Organizing Pages: Sections

Using Sections to organize pages on the site

This background is for everyone.

Why read this: So you can understand what you can do with the system.  Its very powerful, but you need to know how to ask it to do something.

Sections:

  • Groups of related pages are organized into a Section
    • Within a Section there can be two levels of page, top level and secondary pages.  For example:  the "Introduction" to this help has a display priority of '1-1' and this page which is under it has a display priority of '1-200'. This means that is will show up after "How pages are built" which has a display priority of '1-100'.  It is a good idea to leave gaps in the numbering so that you can insert pages easily between existing pages.  The system will ensure that no two pages have the same display priority within a section.  If you inadvertently add a page with the same priority as an existing page, its secondary priority will be increased by 10 (or 20 ..) so that all pages within a section have distinct priorities.
    • Table of Contents: when a top level page, or any secondary page under the same top level page is displayed all the non-hidden secondary pages under that top level page will be displayed in the section's Table of Contents.
    • Multi-Author Sites: If several authors can edit a site.
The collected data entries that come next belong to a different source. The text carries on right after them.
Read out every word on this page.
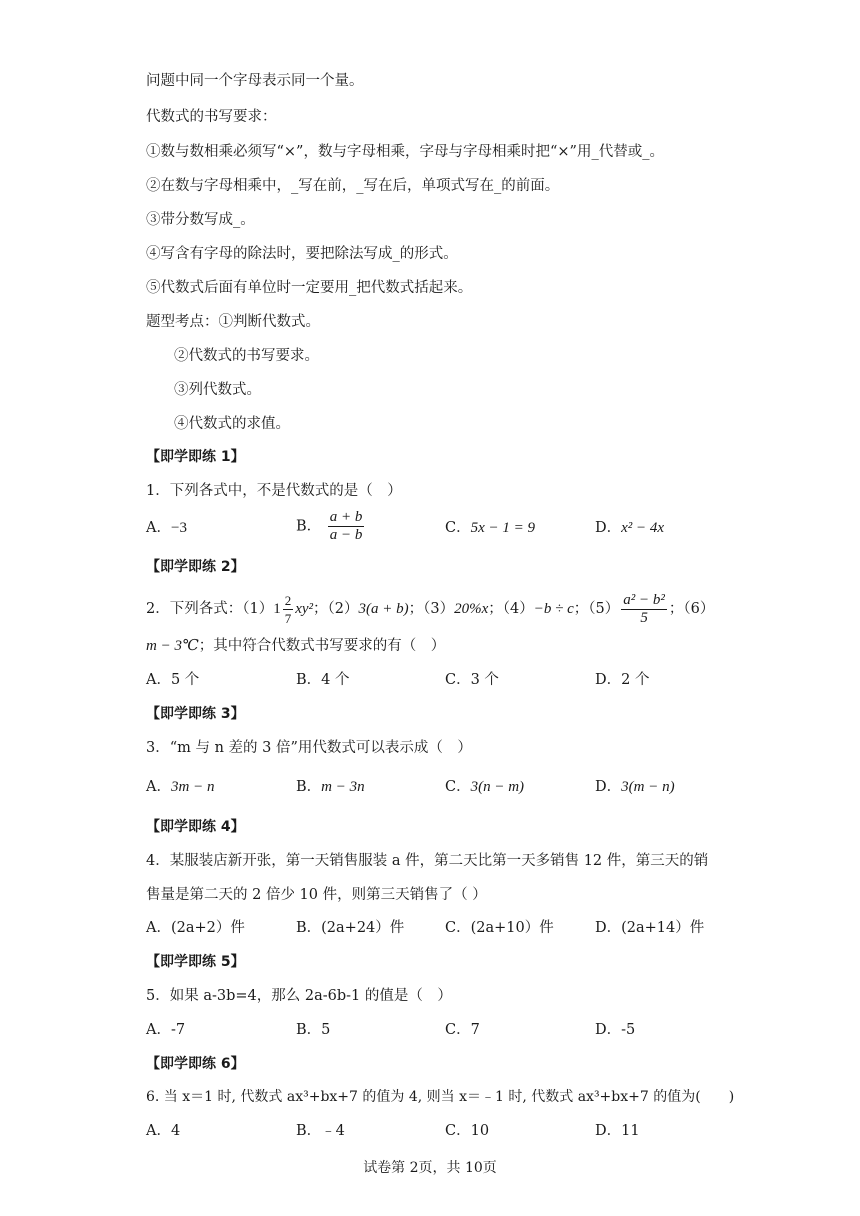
问题中同一个字母表示同一个量。
代数式的书写要求：
①数与数相乘必须写“×”，数与字母相乘，字母与字母相乘时把“×”用_代替或_。
②在数与字母相乘中，_写在前，_写在后，单项式写在_的前面。
③带分数写成_。
④写含有字母的除法时，要把除法写成_的形式。
⑤代数式后面有单位时一定要用_把代数式括起来。
题型考点：①判断代数式。
②代数式的书写要求。
③列代数式。
④代数式的求值。
【即学即练 1】
1．下列各式中，不是代数式的是（　）
A．−3	B． $\frac{a + b}{a - b}$	C．5x − 1 = 9	D．x² − 4x
【即学即练 2】
2．下列各式：（1） $1 \frac{2}{7} xy^2$ ；（2） 3(a + b) ；（3） 20%x ；（4） −b ÷ c ；$(5) \frac{\text{a² − b²}}{5}$ ；（6）
m − 3℃；其中符合代数式书写要求的有（　）
A．5 个	B．4 个	C．3 个	D．2 个
【即学即练 3】
3．“m 与 n 差的 3 倍”用代数式可以表示成（　）
A．3m − n	B．m − 3n	C．3(n − m)	D．3(m − n)
【即学即练 4】
4．某服装店新开张，第一天销售服装 a 件，第二天比第一天多销售 12 件，第三天的销
售量是第二天的 2 倍少 10 件，则第三天销售了（ ）
A．(2a+2）件	B．(2a+24）件	C．(2a+10）件	D．(2a+14）件
【即学即练 5】
5．如果 a-3b=4，那么 2a-6b-1 的值是（　）
A．-7	B．5	C．7	D．-5
【即学即练 6】
6. 当 x＝1 时, 代数式 ax³+bx+7 的值为 4, 则当 x＝﹣1 时, 代数式 ax³+bx+7 的值为(　　)
A．4	B．﹣4	C．10	D．11
试卷第 2页，共 10页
Each section can be assigned to a single division of authors and only they (and the administrative group) can edit pages in this section.  Author divisions can be assigned responsibility for several sections.
  • protected page iconTo ensure that pages used in navigation bars or special page features (e.g., a site's common footer element) are not removed by mistake some pages cannot be deleted and you will see the Protect Page icon (right) rather than a Confirm Delete check box.  This can be set either by having the section name begin with '~' (e.g, '~hidden') or by having a Display Priority of 1-1.   Do not delete these pages unless you are the web designer as they are often used in fixed site navigation.